Data and model weights
Automatic download
PrexSyn will automatically download the preprocessed chemical space data and trained model checkpoints upon first use.
You can trigger the download by running the following example:
The output should look like this:
[PrexSyn All-in-One Loader]
- Model name: Enamine US Oct 2023 + Rxn115
- Config path: data/trained_models/enamine2310_rxn115_202511.yml
- Checkpoint path: data/trained_models/enamine2310_rxn115_202511.ckpt
- Chemspace path: data/chemical_spaces/enamine2310_rxn115.chemspace
- Description:
> Enamine Rush Delivery Building Blocks (US) Oct 2023, initially used in ChemProjector model.
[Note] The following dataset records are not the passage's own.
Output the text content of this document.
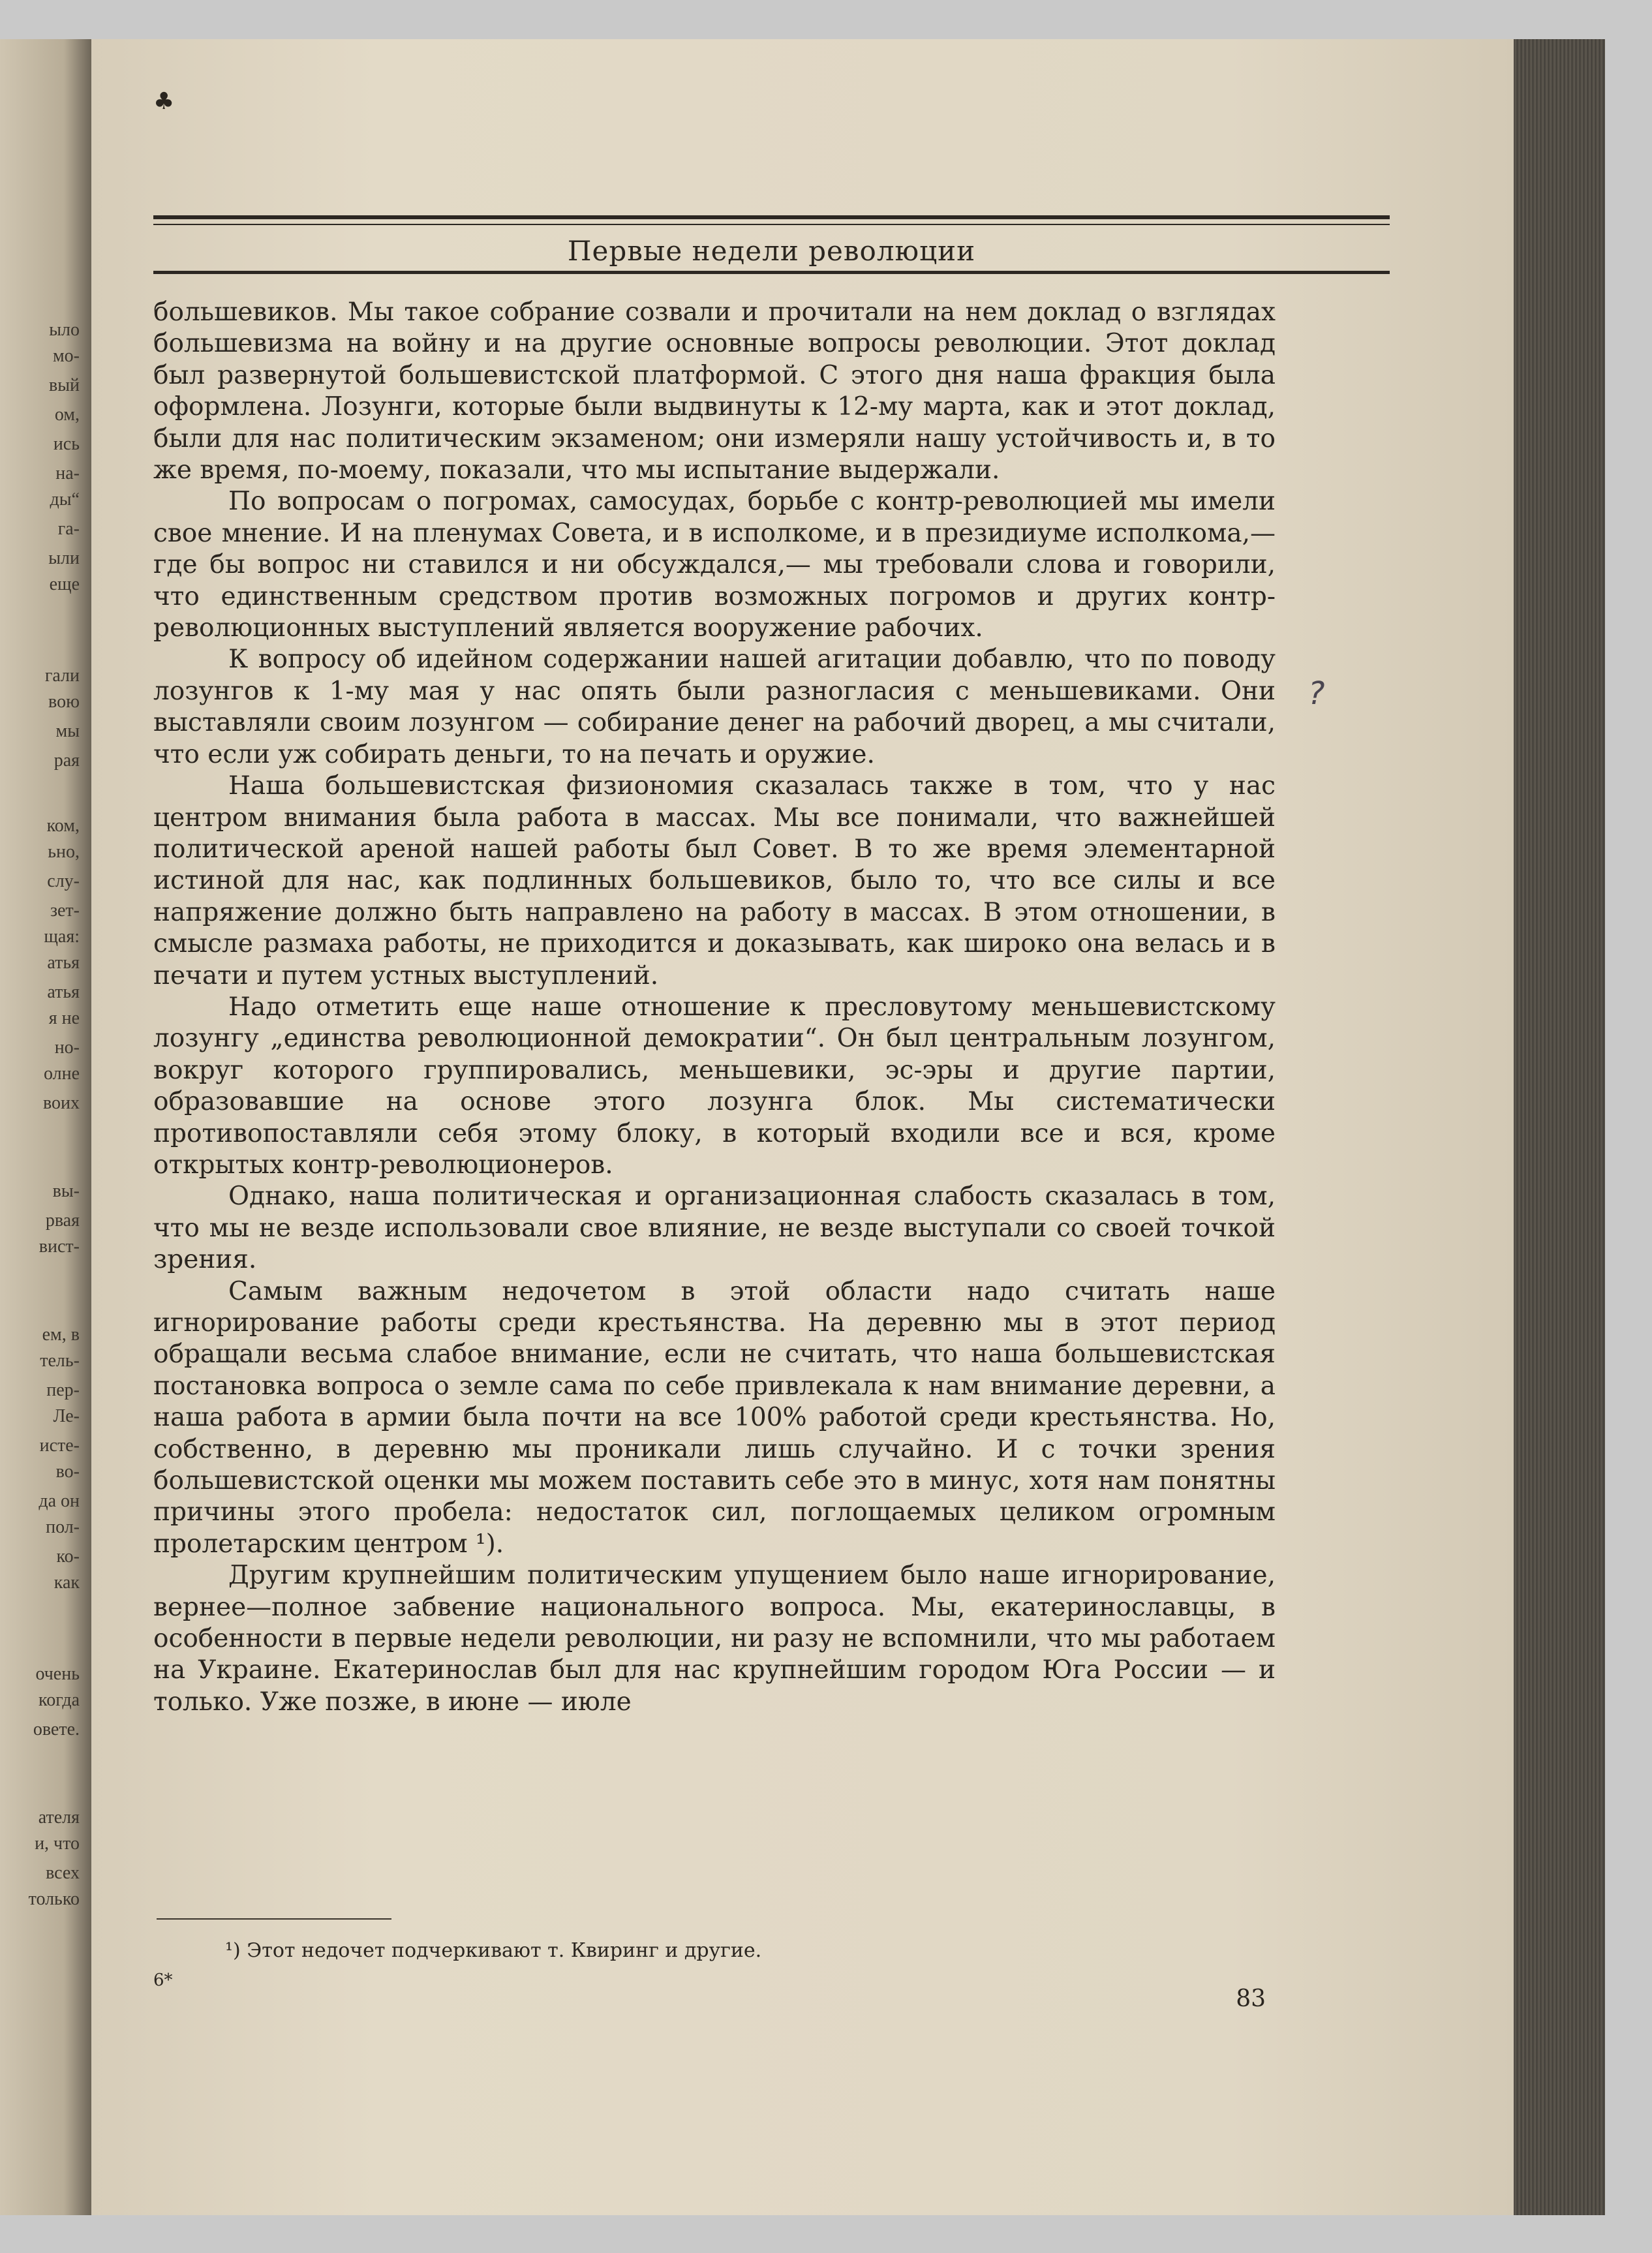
ыло
мо-
вый
ом,
ись
на-
ды“
га-
ыли
еще
гали
вою
мы
рая
ком,
ьно,
слу-
зет-
щая:
атья
атья
я не
но-
олне
воих
вы-
рвая
вист-
ем, в
тель-
пер-
Ле-
исте-
во-
да он
пол-
ко-
как
очень
когда
овете.
ателя
и, что
всех
только
♣
Первые недели революции

большевиков. Мы такое собрание созвали и прочитали на нем доклад о взглядах большевизма на войну и на другие основные вопросы революции. Этот доклад был развернутой большевистской платформой. С этого дня наша фракция была оформлена. Лозунги, которые были выдвинуты к 12-му марта, как и этот доклад, были для нас политическим экзаменом; они измеряли нашу устойчивость и, в то же время, по-моему, показали, что мы испытание выдержали.

По вопросам о погромах, самосудах, борьбе с контр-революцией мы имели свое мнение. И на пленумах Совета, и в исполкоме, и в президиуме исполкома,— где бы вопрос ни ставился и ни обсуждался,— мы требовали слова и говорили, что единственным средством против возможных погромов и других контр-революционных выступлений является вооружение рабочих.

К вопросу об идейном содержании нашей агитации добавлю, что по поводу лозунгов к 1-му мая у нас опять были разногласия с меньшевиками. Они выставляли своим лозунгом — собирание денег на рабочий дворец, а мы считали, что если уж собирать деньги, то на печать и оружие.

Наша большевистская физиономия сказалась также в том, что у нас центром внимания была работа в массах. Мы все понимали, что важнейшей политической ареной нашей работы был Совет. В то же время элементарной истиной для нас, как подлинных большевиков, было то, что все силы и все напряжение должно быть направлено на работу в массах. В этом отношении, в смысле размаха работы, не приходится и доказывать, как широко она велась и в печати и путем устных выступлений.

Надо отметить еще наше отношение к пресловутому меньшевистскому лозунгу „единства революционной демократии“. Он был центральным лозунгом, вокруг которого группировались, меньшевики, эс-эры и другие партии, образовавшие на основе этого лозунга блок. Мы систематически противопоставляли себя этому блоку, в который входили все и вся, кроме открытых контр-революционеров.

Однако, наша политическая и организационная слабость сказалась в том, что мы не везде использовали свое влияние, не везде выступали со своей точкой зрения.

Самым важным недочетом в этой области надо считать наше игнорирование работы среди крестьянства. На деревню мы в этот период обращали весьма слабое внимание, если не считать, что наша большевистская постановка вопроса о земле сама по себе привлекала к нам внимание деревни, а наша работа в армии была почти на все 100% работой среди крестьянства. Но, собственно, в деревню мы проникали лишь случайно. И с точки зрения большевистской оценки мы можем поставить себе это в минус, хотя нам понятны причины этого пробела: недостаток сил, поглощаемых целиком огромным пролетарским центром ¹).

Другим крупнейшим политическим упущением было наше игнорирование, вернее—полное забвение национального вопроса. Мы, екатеринославцы, в особенности в первые недели революции, ни разу не вспомнили, что мы работаем на Украине. Екатеринослав был для нас крупнейшим городом Юга России — и только. Уже позже, в июне — июле

?
¹) Этот недочет подчеркивают т. Квиринг и другие.
6*
83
> Rxn115 (115 reactions) template set.
> Model released in November 2025. This is the model used in the paper.
Downloading chemical space: 100%|███████████| 1.08G/1.08G [00:01<00:00, 896MB/s]
Downloading checkpoint: 100%|███████████████| 2.29G/2.29G [00:02<00:00, 773MB/s]
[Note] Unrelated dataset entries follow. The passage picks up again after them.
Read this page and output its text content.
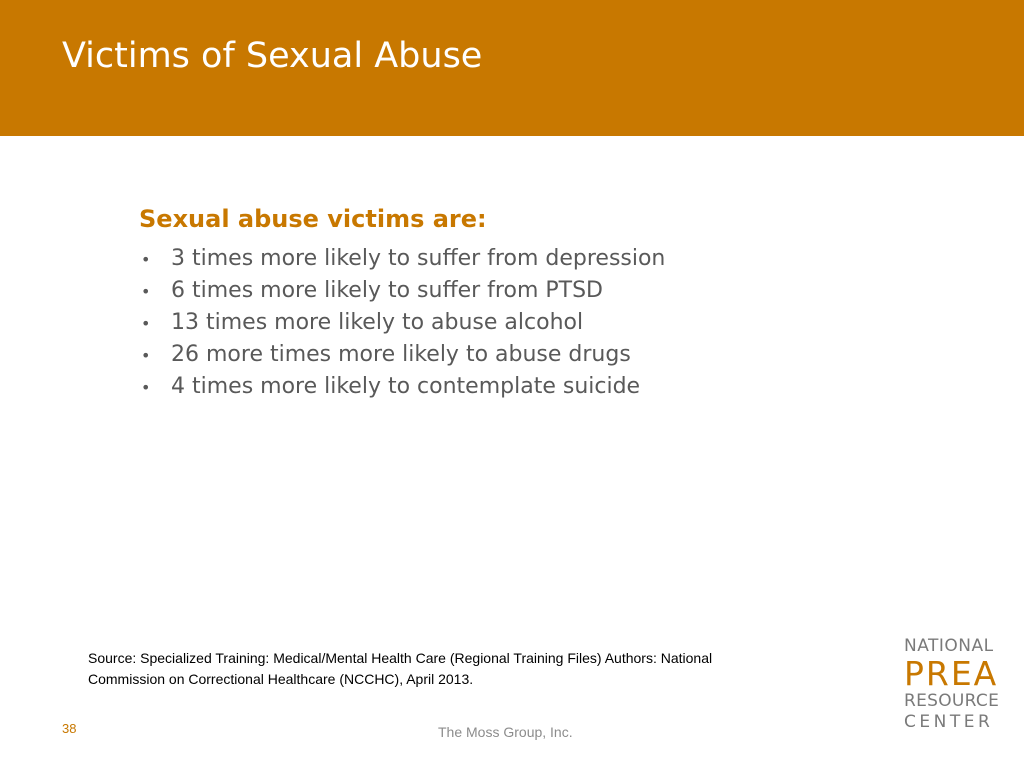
Victims of Sexual Abuse
Sexual abuse victims are:
• 3 times more likely to suffer from depression
• 6 times more likely to suffer from PTSD
• 13 times more likely to abuse alcohol
• 26 more times more likely to abuse drugs
• 4 times more likely to contemplate suicide

Source: Specialized Training: Medical/Mental Health Care (Regional Training Files) Authors: National Commission on Correctional Healthcare (NCCHC), April 2013.

38	The Moss Group, Inc.
NATIONAL
PREA
RESOURCE
CENTER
[2026-04-07 10:11:07.517] [prexsyn] [info] Deserializing chemical space...
[2026-04-07 10:11:07.517] [prexsyn] [info] - Serialization version: 1
[2026-04-07 10:11:07.517] [prexsyn] [info] - Sizes: 223243 building blocks, 115 reactions, 349117 intermediates
[2026-04-07 10:11:30.750] [prexsyn] [info] - Building block library deserialized. Size: 223243
[2026-04-07 10:11:30.759] [prexsyn] [info] - Reaction library deserialized. Size: 115
[2026-04-07 10:12:06.338] [prexsyn] [info] - Intermediate library deserialized. Size: 349117
[2026-04-07 10:12:06.448] [prexsyn] [info] - Reactant-building block mapping deserialized. Matches: 4509428
[2026-04-07 10:12:06.617] [prexsyn] [info] - Reactant-intermediate mapping deserialized. Matches: 8821093
- Target: COc1ccc(-c2ccnc(Nc3ccccc3)n2)cc1
Similarity: 1.0
SMILES: COc1ccc(-c2ccnc(Nc3ccccc3)n2)cc1
Reaction: RXN_104
Precursors:
- R0:
SMILES: Brc1ccccc1
BuildingBlock: EN300-19359
R1:
SMILES: COc1ccc(-c2ccnc(N)n2)cc1
BuildingBlock: EN300-186470
...
Manual download (not recommended)
The preprocessed chemical space data and trained model checkpoints are hosted on Hugging Face: https://huggingface.co/datasets/luost26/prexsyn-data/tree/main. You can download them manually and place them in the data/ directory of the project.
This is not recommended since the data repository contains old versions of the data and checkpoint files that are no longer used by the current codebase. The automatic download mechanism will ensure that you get the correct and up-to-date files.